Whenever I write things like this, my teacher friends rise up in revolt and  point to the immense value of the teacher-pupil relationship at all levels of education. It is important therefore to say that I agree with every word of this. I believe that if AI really works in education then it will free teachers to be real teachers. Not markers of papers. Not distracted from the brilliant pupils and their needs by the requirements of slow or inadequate learners. Not neglecting slow and needy learners because the reputation of the school depends upon the success of the brilliant, who must be personally coached to ensure brand distinction.If AI works in education, it will give teachers at all levels the time to be the people they need to be: the gurus, the thought leaders, the people in charge of pastoral care, the listeners and the advisory voice of experience. Overall longer term, machine intelligence will be able to monitor and know very effectively what levels of learning have been accomplished. Feedback given to teachers will grow in quality and reliability. AI in education could eventually release us all from examination systems, that are grossly inadequate, and mostly measure which members of society are good at examination systems. It will prevent us from penalising the individual who had an off day, a headache, or a period pain, and it will measure everything that the learner has learnt in all dimensions, not simply the ability to answer a multiple-choice or essay question which may not be representative either of the course or the learning process.

As a young man in educational publishing in the late 1960s I remember my puzzlement about educational resources and what worked and what didn’t. Sitting at the back of classrooms in London comprehensive schools gave little enlightenment, but did demonstrate the boredom induced for very many people by the group learning process. Yet those young people, bored or engaged, all had talent, and that quality, I knew, had to be released into society, if society were to flourish and develop. Over the years I’ve worked with start-ups and entrepreneurs in a variety of different ways on schemes of learning based around learning pathways and learning journeys. Some good things have been done, but until now we have never had the AI technology which looked like making a real impact on the problem.
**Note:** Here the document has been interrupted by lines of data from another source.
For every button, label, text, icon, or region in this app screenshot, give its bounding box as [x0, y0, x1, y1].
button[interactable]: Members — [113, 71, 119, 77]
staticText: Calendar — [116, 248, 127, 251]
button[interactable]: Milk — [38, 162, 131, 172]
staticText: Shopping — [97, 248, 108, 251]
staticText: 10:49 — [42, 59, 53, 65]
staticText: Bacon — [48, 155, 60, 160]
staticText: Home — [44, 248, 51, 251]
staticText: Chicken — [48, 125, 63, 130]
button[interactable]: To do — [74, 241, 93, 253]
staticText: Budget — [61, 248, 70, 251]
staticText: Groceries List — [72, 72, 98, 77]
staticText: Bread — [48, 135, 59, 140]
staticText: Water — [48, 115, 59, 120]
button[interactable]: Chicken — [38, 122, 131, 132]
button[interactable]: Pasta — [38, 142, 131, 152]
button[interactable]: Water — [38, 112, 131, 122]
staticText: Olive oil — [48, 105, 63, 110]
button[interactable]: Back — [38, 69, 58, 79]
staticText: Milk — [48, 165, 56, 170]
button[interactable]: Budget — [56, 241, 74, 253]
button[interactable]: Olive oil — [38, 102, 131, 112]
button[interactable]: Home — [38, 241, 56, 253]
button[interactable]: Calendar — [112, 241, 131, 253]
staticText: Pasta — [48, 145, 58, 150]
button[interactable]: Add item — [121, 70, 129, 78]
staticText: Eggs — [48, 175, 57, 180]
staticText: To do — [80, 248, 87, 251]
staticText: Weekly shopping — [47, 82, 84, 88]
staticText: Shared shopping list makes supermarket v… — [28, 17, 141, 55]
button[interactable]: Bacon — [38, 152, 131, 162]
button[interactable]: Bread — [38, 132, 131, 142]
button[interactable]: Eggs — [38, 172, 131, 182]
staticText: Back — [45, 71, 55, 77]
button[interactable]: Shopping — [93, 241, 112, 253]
In the past two years, with the rise of generative AI, it seems to me that it just become more probable, this idea of a real man-machine relationship in guided human learning, supervised and overseen by human teachers, is it last a real possibility. How we reward the contributors of learning material, how we ensure that the range of data provided gives the ability stretch and complexity of content needed., And how we recompense contributors for the use of materials in the network, remain huge problems, and ones which will be difficult to break down and tackle effectively. But I hope – and education is fundamentally a triumph of hope over experience – one day employers will be able to make hiring decisions based upon really knowing what the candidate knows; the professional in one country will be able to get a job in another without a clash of professional qualification standards: and that we will cease to talk about “slow learners“ but of people at different and measurable levels of learning engagement and attainment. And who knows, it might even be a world where teachers enjoy teaching again.

Government health warning: while the prospect here is glorious, it does carry huge risks. These systems are subject to political interference. In a world where book burning and the removal of books from educational library shelves is now sadly prevalent, we will need to protect the man-machine educational interface from political distortion.